Wings of fire: Chennai-based Space Kidz India launches AzaadiSAT, involves 750 schoolgirls

Schoolgirls had to remotely build payloads (transport of data across a network) and write codes for the satellite to be launched into space
Students write codes for the payloads
Students write codes for the payloads

It seemed like a flight of fancy a year ago for Tanvi Patel. The tenth grader and a science enthusiast from Shri BS Patel Kanya Vidyalaya in Mahesana, Gujarat, was chosen to be part of an ambitious space plan. Called AzaadiSAT, the project involved 750 girls like her from government schools across India.

They had to remotely build payloads (transport of data across a network) and write codes for the satellite to be launched into space. On February 10, as part of the ISRO’s SSLV-D2 launch, the small, eight-kg CubeSat blasted off into space from the Satish Dhawan Space Centre in Sriharikota, Andhra Pradesh. How does Patel wish to celebrate? 

“I want to hug Srimathy ma’am for making me a Space Star,” she says. Dr Srimathy Kesan is the brain behind the communication satellite. The 49-year-old founder and CEO of Space Kidz India (SKI), a Chennai-based science and space technology incubator, made AzaadiSAT the first STEM project in the world comprising all girls.

Founded in 2011 with the mission to help young minds ‘savour space sciences’, SKI runs three-month modules—from the solar system and galaxy to robotics and drones—for various age groups. So far SKI has trained 3,500 kids in space exploration of whom about 100 are already working with companies that are into robotics and drone startups across India.

Incidentally, Kesan herself is neither a space scientist nor an aeronautical engineer. “In school, 
I was an NCC cadet and was chosen as a paratrooper. Paratrooping put me in the sky and the space bug bit me,” she recalls.

The tipping point came in 2009 when her friend mentioned a global conference being held in Miami. “I had to be there,” she says. It was in Florida that she got an opportunity to interact with NASA representatives who had set up a kiosk to talk about their programmes. NASA had several initiatives for young school students and that same year, she managed to fly a batch of 108 students to the US to give them a taste of space.

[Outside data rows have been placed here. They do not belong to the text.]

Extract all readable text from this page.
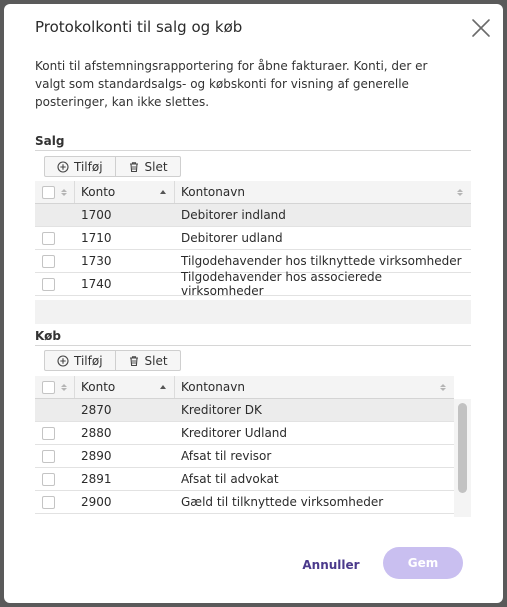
Protokolkonti til salg og køb
Konti til afstemningsrapportering for åbne fakturaer. Konti, der er valgt som standardsalgs- og købskonti for visning af generelle posteringer, kan ikke slettes.
Salg
Tilføj	Slet
Konto	Kontonavn
1700	Debitorer indland
1710	Debitorer udland
1730	Tilgodehavender hos tilknyttede virksomheder
1740	Tilgodehavender hos associerede virksomheder
Køb
Tilføj	Slet
Konto	Kontonavn
2870	Kreditorer DK
2880	Kreditorer Udland
2890	Afsat til revisor
2891	Afsat til advokat
2900	Gæld til tilknyttede virksomheder
Annuller	Gem
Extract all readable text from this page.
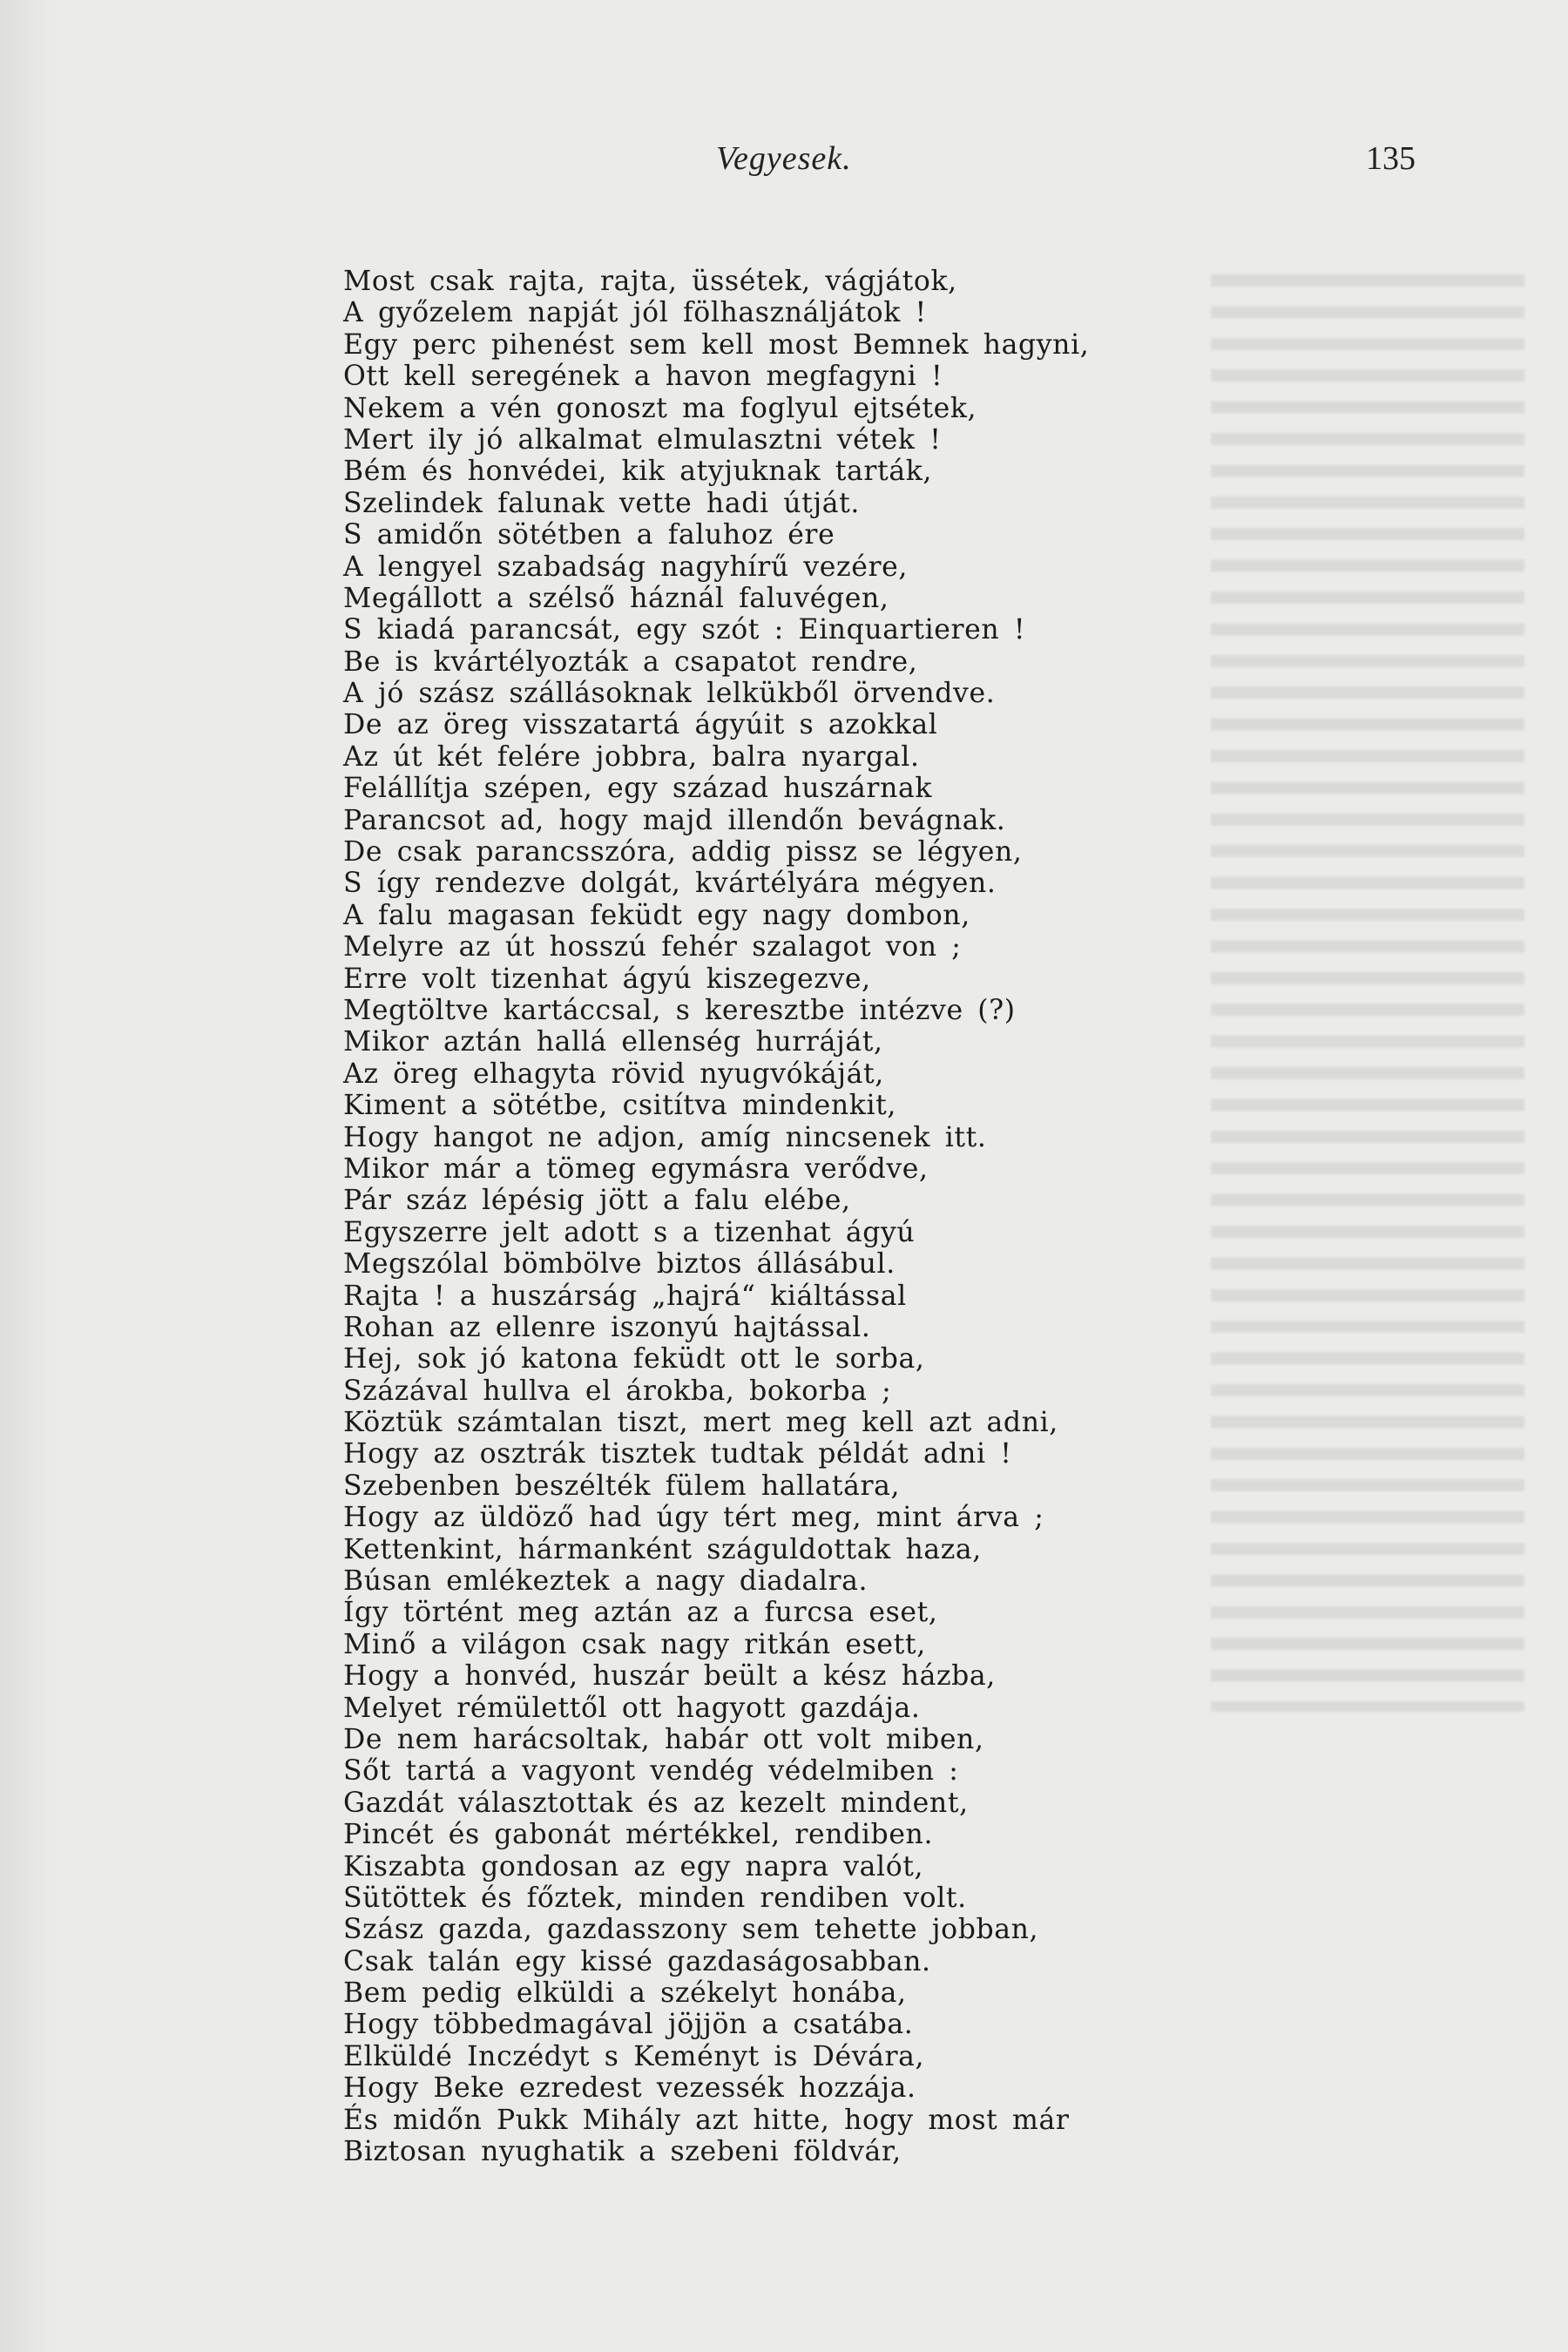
Vegyesek.	135
Most csak rajta, rajta, üssétek, vágjátok,
A győzelem napját jól fölhasználjátok !
Egy perc pihenést sem kell most Bemnek hagyni,
Ott kell seregének a havon megfagyni !
Nekem a vén gonoszt ma foglyul ejtsétek,
Mert ily jó alkalmat elmulasztni vétek !
Bém és honvédei, kik atyjuknak tarták,
Szelindek falunak vette hadi útját.
S amidőn sötétben a faluhoz ére
A lengyel szabadság nagyhírű vezére,
Megállott a szélső háznál faluvégen,
S kiadá parancsát, egy szót : Einquartieren !
Be is kvártélyozták a csapatot rendre,
A jó szász szállásoknak lelkükből örvendve.
De az öreg visszatartá ágyúit s azokkal
Az út két felére jobbra, balra nyargal.
Felállítja szépen, egy század huszárnak
Parancsot ad, hogy majd illendőn bevágnak.
De csak parancsszóra, addig pissz se légyen,
S így rendezve dolgát, kvártélyára mégyen.
A falu magasan feküdt egy nagy dombon,
Melyre az út hosszú fehér szalagot von ;
Erre volt tizenhat ágyú kiszegezve,
Megtöltve kartáccsal, s keresztbe intézve (?)
Mikor aztán hallá ellenség hurráját,
Az öreg elhagyta rövid nyugvókáját,
Kiment a sötétbe, csitítva mindenkit,
Hogy hangot ne adjon, amíg nincsenek itt.
Mikor már a tömeg egymásra verődve,
Pár száz lépésig jött a falu elébe,
Egyszerre jelt adott s a tizenhat ágyú
Megszólal bömbölve biztos állásábul.
Rajta ! a huszárság „hajrá“ kiáltással
Rohan az ellenre iszonyú hajtással.
Hej, sok jó katona feküdt ott le sorba,
Százával hullva el árokba, bokorba ;
Köztük számtalan tiszt, mert meg kell azt adni,
Hogy az osztrák tisztek tudtak példát adni !
Szebenben beszélték fülem hallatára,
Hogy az üldöző had úgy tért meg, mint árva ;
Kettenkint, hármanként száguldottak haza,
Búsan emlékeztek a nagy diadalra.
Így történt meg aztán az a furcsa eset,
Minő a világon csak nagy ritkán esett,
Hogy a honvéd, huszár beült a kész házba,
Melyet rémülettől ott hagyott gazdája.
De nem harácsoltak, habár ott volt miben,
Sőt tartá a vagyont vendég védelmiben :
Gazdát választottak és az kezelt mindent,
Pincét és gabonát mértékkel, rendiben.
Kiszabta gondosan az egy napra valót,
Sütöttek és főztek, minden rendiben volt.
Szász gazda, gazdasszony sem tehette jobban,
Csak talán egy kissé gazdaságosabban.
Bem pedig elküldi a székelyt honába,
Hogy többedmagával jöjjön a csatába.
Elküldé Inczédyt s Keményt is Dévára,
Hogy Beke ezredest vezessék hozzája.
És midőn Pukk Mihály azt hitte, hogy most már
Biztosan nyughatik a szebeni földvár,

Since then, Kesan has taken around 3,500 youngsters to various space workshops. In 2013, SKI started the Young Scientist India programme to identify high school students who could be mentored to become space scientists. Kesan herself was part of the one-day astronaut programme in Florida in December 2022 where she was handpicked to join celebrity NASA astronaut Charlie Duke, becoming the first Indian woman to experience zero gravity.

How did a commerce student become a space ninja? “Reading NASA news, attending workshops/seminars at the US space agency, taking copious notes and googling like crazy about anything related to satellites,” she says with a twinkle in her eyes. 

In 2022, Kesan pitched the idea to include 750 girls from government schools to build an indigenous satellite to Prime Minister Narendra Modi during a Zoom call where some space startups were meeting. “The PM instructed the government officials to offer me all help needed,” she says.

ISRO gave them technical support and other incidental expenses for the programmes were sanctioned by Hexaware Technologies, a Mumbai-based IT services company. Anna University, Chennai, gave them the space to build the satellite. The students were picked based on their enthusiasm to learn fast. The space lover wants to take kids to the moon in the next five years. Audacity is, indeed, Kesan’s first name.